Institution: Beckman Research Institute of the City of Hope
Investigator(s): Xiaoqing Han, Ph.D.
Award Cycle: 2007 (Cycle 16) Grant #: 16FT-0070 Award: $75,000
Subject Area: General Biomedical Science
Award Type: Postdoctoral Fellowship Awards

Initial Award Abstract
Based on data from the National Cancer Institute, cigarette smoking causes approximately 30 percent of all cancer-related deaths in the United States. In particular, smoking alone is responsible for 87 percent of lung cancer deaths. Despite the significant research and medical efforts devoted to the treatment of lung cancer, the five-year survival rate for patients diagnosed with lung cancer is only 14 percent. This is a sobering statistic and more effective treatments are urgently needed. Natural products play an important role in pharmaceutical development. Based on a recent report by the NCI, approximately 74 percent of the anti-cancer drugs on the market today are based on natural products and derivatives thereof. Natural products total synthesis provides not only a viable means to access necessary quantities for biological evaluation, but also an efficient way to access derivatives that have more potent or desirable properties. A growing number of indole- and spirooxindole-based alkaloids derived from tryptamine and/or tryptophan display significant anti-cancer activities. The research described herein is based on the development of new synthetic methodology for the construction of such alkaloids and their synthetic derivatives for biological testing. As a part of our ongoing research on the asymmetric construction of spiropyrrolidine oxindole alkaloids, a proposed synthesis of the traditional Chinese herbal metabolites rhynchophylline, isorhynchophylline, 17-demethoxyisorhynchophylline and related spirooxindole analogs is outlined.

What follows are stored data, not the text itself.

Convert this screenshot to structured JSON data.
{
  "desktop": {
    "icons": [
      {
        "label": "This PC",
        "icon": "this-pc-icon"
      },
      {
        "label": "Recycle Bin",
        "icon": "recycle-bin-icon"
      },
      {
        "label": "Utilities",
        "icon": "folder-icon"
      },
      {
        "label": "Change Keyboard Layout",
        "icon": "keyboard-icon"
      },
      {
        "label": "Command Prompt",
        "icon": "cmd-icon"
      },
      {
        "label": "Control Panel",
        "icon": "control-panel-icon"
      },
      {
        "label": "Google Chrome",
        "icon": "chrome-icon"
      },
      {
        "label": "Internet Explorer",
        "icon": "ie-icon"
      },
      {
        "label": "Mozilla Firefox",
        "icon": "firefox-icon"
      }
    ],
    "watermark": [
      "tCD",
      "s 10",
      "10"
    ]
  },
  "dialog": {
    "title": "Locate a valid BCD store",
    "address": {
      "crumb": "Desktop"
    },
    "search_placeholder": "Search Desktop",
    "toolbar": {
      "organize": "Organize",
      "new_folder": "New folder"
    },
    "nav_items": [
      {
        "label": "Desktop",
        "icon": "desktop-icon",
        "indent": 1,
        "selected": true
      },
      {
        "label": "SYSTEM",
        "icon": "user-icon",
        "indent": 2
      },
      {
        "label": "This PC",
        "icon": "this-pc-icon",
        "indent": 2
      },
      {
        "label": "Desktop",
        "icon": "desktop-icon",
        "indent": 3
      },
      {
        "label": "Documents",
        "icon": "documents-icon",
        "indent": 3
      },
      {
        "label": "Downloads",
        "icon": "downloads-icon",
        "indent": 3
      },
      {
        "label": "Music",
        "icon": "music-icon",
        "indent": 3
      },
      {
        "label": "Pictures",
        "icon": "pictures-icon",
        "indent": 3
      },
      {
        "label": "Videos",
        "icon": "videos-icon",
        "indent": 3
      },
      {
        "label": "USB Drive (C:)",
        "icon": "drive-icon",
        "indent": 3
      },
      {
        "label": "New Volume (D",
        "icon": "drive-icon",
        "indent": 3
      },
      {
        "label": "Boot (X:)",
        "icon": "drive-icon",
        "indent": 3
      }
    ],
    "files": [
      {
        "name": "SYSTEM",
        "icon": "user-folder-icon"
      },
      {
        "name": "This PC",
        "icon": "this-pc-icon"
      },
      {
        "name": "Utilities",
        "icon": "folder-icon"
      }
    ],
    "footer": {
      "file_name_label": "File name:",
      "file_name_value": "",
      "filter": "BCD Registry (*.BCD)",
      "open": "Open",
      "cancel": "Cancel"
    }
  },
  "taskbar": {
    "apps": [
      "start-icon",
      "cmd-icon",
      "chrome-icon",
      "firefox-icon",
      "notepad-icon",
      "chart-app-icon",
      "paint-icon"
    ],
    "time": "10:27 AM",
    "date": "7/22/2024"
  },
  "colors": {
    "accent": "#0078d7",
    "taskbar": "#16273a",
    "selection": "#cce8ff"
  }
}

These and structurally related compounds have been used to treat various ailments, including cancer and have the potential for development as antineoplastic agents. The anti-cancer activities of these alkaloids will be examined through our ongoing interdisciplinary collaboration within the Comprehensive Cancer Center at the City of Hope National Medical Center. The development of the synthetic methodology for the synthesis of the aforementioned alkaloids and synthetic derivatives will be useful in identifying lead compounds for anti-cancer drug candidates.